Gwydir Shire Council Mayor John Coulton, front left, with Carinda House President Pam Ramsay and Northern Tablelands MP Adam Marshall. Background left, Carinda House volunteers Alison Allen, Alice Bowman, Yvonne Devenish, Carmel Stevenson, Noeline Warby, Lanna Hockley, Fay Grieve and Rosemary Harris.
Tuesday, 30 October 2018
THEY celebrated their 40th birthday last weekend and the volunteers and supporters of the historic Carinda House community centre in Warialda reckon they couldn’t have had a better celebration gift than the one local State MP Adam Marshall has delivered.
Mr Marshall announced a $50,000 NSW Government grant that will help upgrade some of the facilities at the 138-year-old building in the centre of town.
“Carinda House is one of the iconic architectural buildings in Warialda, a real tourist attraction but the hub of so many local community events and groups, so it’s fitting that the Gwydir Shire Council and the Friends of Carinda House have identified that it needs a bit of a modern update,” Mr Marshall said.
“It’s one of the pioneer homes and the oldest two-storey building in Warialda and it has a wealth of historical artefacts in it that attracts so much attention, especially from out-of-town visitors who love to explore that heritage.

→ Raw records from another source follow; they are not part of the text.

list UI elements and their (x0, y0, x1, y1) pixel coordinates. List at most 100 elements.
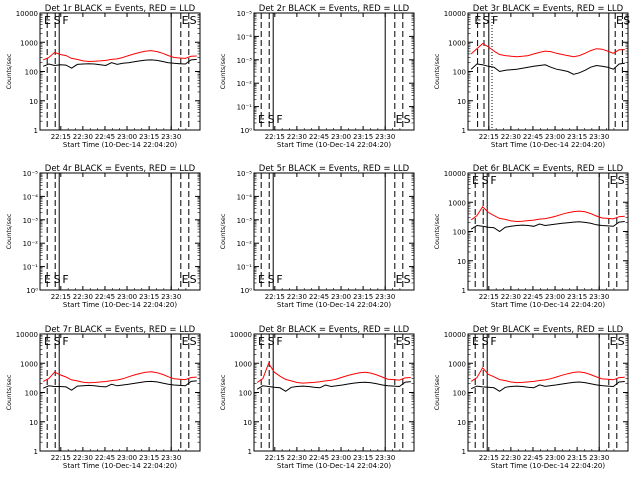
x-tick-label: 23:15 (139, 133, 159, 141)
series-line-lld (470, 366, 625, 384)
event-marker-label: S (54, 335, 61, 348)
chart-panel-3: Det 3r BLACK = Events, RED = LLD 1 10 100 10… (433, 4, 630, 149)
x-axis-label: Start Time (10-Dec-14 22:04:20) (63, 301, 177, 309)
x-tick-label: 23:15 (139, 293, 159, 301)
y-tick-label: 10000 (444, 170, 466, 178)
event-marker-label: E (258, 273, 265, 286)
y-tick-label: 10⁻³ (237, 217, 253, 225)
event-marker-label: E (616, 14, 623, 27)
chart-panel-9: Det 9r BLACK = Events, RED = LLD 1 10 100 10… (433, 325, 629, 470)
x-axis-label: Start Time (10-Dec-14 22:04:20) (491, 301, 605, 309)
x-tick-label: 22:15 (51, 293, 71, 301)
y-tick-label: 10⁰ (26, 287, 38, 295)
x-tick-label: 23:15 (567, 133, 587, 141)
series-line-lld (256, 362, 411, 384)
event-marker-label: E (396, 273, 403, 286)
event-marker-label: F (276, 273, 282, 286)
x-tick-label: 22:30 (501, 454, 521, 462)
x-axis-label: Start Time (10-Dec-14 22:04:20) (277, 141, 391, 149)
event-marker-label: S (190, 14, 197, 27)
event-marker-label: F (62, 335, 68, 348)
event-marker-label: S (618, 335, 625, 348)
y-tick-label: 10⁻⁴ (237, 193, 253, 201)
x-tick-label: 23:00 (117, 133, 137, 141)
x-axis-label: Start Time (10-Dec-14 22:04:20) (491, 141, 605, 149)
chart-panel-7: Det 7r BLACK = Events, RED = LLD 1 10 100 10… (5, 325, 201, 470)
y-tick-label: 10 (457, 98, 466, 106)
y-axis-label: Counts/sec (219, 374, 227, 410)
x-tick-label: 23:00 (117, 454, 137, 462)
plot-frame (467, 333, 629, 452)
plot-frame (39, 333, 201, 452)
y-tick-label: 10⁻¹ (237, 104, 253, 112)
x-axis-label: Start Time (10-Dec-14 22:04:20) (491, 462, 605, 470)
y-tick-label: 10000 (444, 331, 466, 339)
chart-title: Det 6r BLACK = Events, RED = LLD (473, 164, 624, 174)
y-axis-label: Counts/sec (5, 213, 13, 249)
y-axis-label: Counts/sec (5, 374, 13, 410)
event-marker-label: E (44, 335, 51, 348)
y-tick-label: 100 (453, 390, 466, 398)
y-tick-label: 10000 (444, 10, 466, 18)
x-tick-label: 23:15 (353, 133, 373, 141)
x-tick-label: 23:30 (161, 133, 181, 141)
y-axis-label: Counts/sec (5, 53, 13, 89)
series-line-lld (42, 371, 197, 384)
y-tick-label: 10 (457, 419, 466, 427)
x-tick-label: 22:30 (287, 133, 307, 141)
x-tick-label: 22:30 (287, 454, 307, 462)
y-tick-label: 10⁻¹ (23, 264, 39, 272)
x-tick-label: 23:00 (331, 454, 351, 462)
x-tick-label: 22:45 (309, 133, 329, 141)
event-marker-label: S (268, 113, 275, 126)
x-tick-label: 22:15 (51, 133, 71, 141)
event-marker-label: E (610, 335, 617, 348)
chart-panel-2: Det 2r BLACK = Events, RED = LLD 10⁰ 10⁻¹ 1… (219, 4, 415, 149)
plot-frame (39, 12, 201, 131)
event-marker-label: S (190, 335, 197, 348)
x-tick-label: 23:15 (567, 454, 587, 462)
chart-title: Det 9r BLACK = Events, RED = LLD (473, 325, 624, 335)
plot-frame (467, 172, 629, 291)
series-line-lld (43, 50, 197, 63)
y-tick-label: 10000 (16, 331, 38, 339)
y-tick-label: 10⁻² (23, 240, 39, 248)
chart-title: Det 8r BLACK = Events, RED = LLD (259, 325, 410, 335)
y-tick-label: 1000 (448, 39, 466, 47)
event-marker-label: E (472, 174, 479, 187)
y-tick-label: 1 (34, 127, 38, 135)
event-marker-label: S (404, 335, 411, 348)
x-tick-label: 23:15 (567, 293, 587, 301)
x-tick-label: 22:30 (73, 133, 93, 141)
plot-frame (253, 12, 415, 131)
x-tick-label: 23:30 (589, 293, 609, 301)
event-marker-label: E (472, 335, 479, 348)
y-tick-label: 10 (29, 419, 38, 427)
chart-panel-8: Det 8r BLACK = Events, RED = LLD 1 10 100 10… (219, 325, 415, 470)
y-tick-label: 10⁻² (237, 240, 253, 248)
series-line-events (43, 58, 197, 69)
event-marker-label: F (276, 113, 282, 126)
x-tick-label: 22:45 (523, 133, 543, 141)
event-marker-label: S (268, 273, 275, 286)
x-axis-label: Start Time (10-Dec-14 22:04:20) (277, 462, 391, 470)
y-tick-label: 10 (243, 419, 252, 427)
x-tick-label: 22:30 (287, 293, 307, 301)
y-tick-label: 1000 (234, 360, 252, 368)
y-tick-label: 10⁻⁵ (237, 170, 253, 178)
x-tick-label: 22:45 (523, 454, 543, 462)
chart-title: Det 2r BLACK = Events, RED = LLD (259, 4, 410, 14)
series-line-events (470, 62, 625, 75)
y-axis-label: Counts/sec (219, 53, 227, 89)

“The Carinda House volunteers are justifiably proud of that and they work hard and are so enthusiastic and committed to their cause in showing it off and seeing it used for so many community activities including operating the craft shop and art gallery.”
Carinda House President Pam Ramsay said the funding news came just as they were celebrating the 40th anniversary of the Friends’ group taking over the occupation and running of the two-storey building.
“People love the architecture; when they come into the shop they also ask about its history,” Mrs Ramsay said.
“We were really looking forward to getting this funding so we can keep things happening here.”
Mrs Ramsay said the building was built in 1880 by WH Crane for his family and originally a storey structure of pit-sawn timber slabs before the Crane family grew to include six daughters and a second storey was added about 1900 atop some sturdy tree stumps.
It was also used as a maternity hospital, boarding house, and later stock and insurance agency.
Today, Carinda House and its Stump Room, the downstairs section that supports the second storey on those tree stumps, is a meeting space that will get some air conditioning and there will be an upgrade of the kitchen area to better service functions and catering efforts, new floor coverings in the upstairs hallway and an upgrade to the rear outdoor area, including parking.
Mr Marshall said the grant funding would retain that heritage while updating some of the amenities to keep it functional and ensure its community cultural value.
“You can really step back in time in Carinda House, you can see the most amazing old items, like a hip bath, wood fired copper, an old fireplace in the kitchen and those tiny doorways, old china tea sets, even a bed and bridal gown of one of Mr Crane’s daughters,” he said.
“Carinda House came up for sale in 1977 and the locals got together including Mrs Ramsay who was there right at the start, and fundraised the money to purchase it as a community cultural centre.
“Their support for it hasn’t wavered over all that time and they’ve continued to fundraise to keep things going with a fair bit of help from the local council who supports it and looks after some of the maintenance.”